Gastric bypass, Roux en-Y (RYGB, distal)
The small intestine is normally 6–10 m (20–33 ft) in length. As the Y-connection is moved further down the gastrointestinal tract, the amount available to fully absorb nutrients is progressively reduced, traded for greater effectiveness of the operation. The Y-connection is formed much closer to the lower (distal) end of the small intestine, usually 100–150 cm (39–59 in) from the lower end, causing reduced absorption (malabsorption) of food: primarily of fats and starches, but also of various minerals and the fat-soluble vitamins. The unabsorbed fats and starches pass into the large intestine, where bacterial actions may act on them to produce irritants and malodorous gases. These larger effects on nutrition are traded for a relatively modest increase in total weight loss.
Mini-gastric bypass (MGB)
A mini gastric bypass creates a long narrow tube of the stomach along its right border (the lesser curvature).
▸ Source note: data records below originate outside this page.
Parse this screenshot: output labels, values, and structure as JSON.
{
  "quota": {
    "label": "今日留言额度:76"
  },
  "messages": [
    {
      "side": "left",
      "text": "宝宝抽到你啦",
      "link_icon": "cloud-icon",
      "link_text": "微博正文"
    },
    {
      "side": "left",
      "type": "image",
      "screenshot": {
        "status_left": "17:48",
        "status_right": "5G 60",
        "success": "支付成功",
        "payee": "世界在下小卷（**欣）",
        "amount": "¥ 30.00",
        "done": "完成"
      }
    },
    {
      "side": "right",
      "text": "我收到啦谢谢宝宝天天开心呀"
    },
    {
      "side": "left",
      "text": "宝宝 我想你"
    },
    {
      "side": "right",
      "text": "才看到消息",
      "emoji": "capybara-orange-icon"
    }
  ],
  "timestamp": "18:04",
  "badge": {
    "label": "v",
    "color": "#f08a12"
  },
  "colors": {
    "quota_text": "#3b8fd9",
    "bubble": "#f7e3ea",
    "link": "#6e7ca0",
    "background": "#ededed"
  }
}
A loop of the small gut is brought up and hooked to this tube at about 180 cm from the start of the intestine
Numerous studies show that the loop reconstruction works more safely when placed low on the stomach, but can be a disaster when placed adjacent to the esophagus. Today thousands of “loops” are used for surgical procedures to treat gastric problems such as ulcers, stomach cancer, and injury to the stomach. The mini gastric bypass uses the low set loop reconstruction and thus has rare chances of bile reflux.
The MGB has been suggested as an alternative to the Roux en-Y procedure due to the simplicity of its construction, and is becoming more and more popular because of low risk of complications and good sustained weight loss. It has been estimated that 15.4% of weight loss surgery in Asia is now performed via the MGB technique.
Endoscopic duodenal-jejunal bypass
This technique has been clinically researched since the mid-2000s. It involves the implantation of a duodenal-jejunal bypass liner between the beginnings of the duodenum first portion of the small intestine from the stomach, the secondary stage of the small intestine. This prevents the partially digested food from entering the first and initial part of the secondary stage of the small intestine, mimicking the effects of the biliopancreatic portion of Roux en-Y gastric bypass surgery. Despite a handful of serious adverse events such as gastrointestinal bleeding, abdominal pain, and device migration — all resolved with device removal — initial clinical trials have produced promising results in the treatment’s ability to improve weight loss and glucose homeostasis outcomes.
Gastric bypass can provide long-term weight loss. The amount of weight you lose depends on your type of surgery and your change in lifestyle habits. It may be possible to lose 60 percent, or even more, of your excess weight within two years.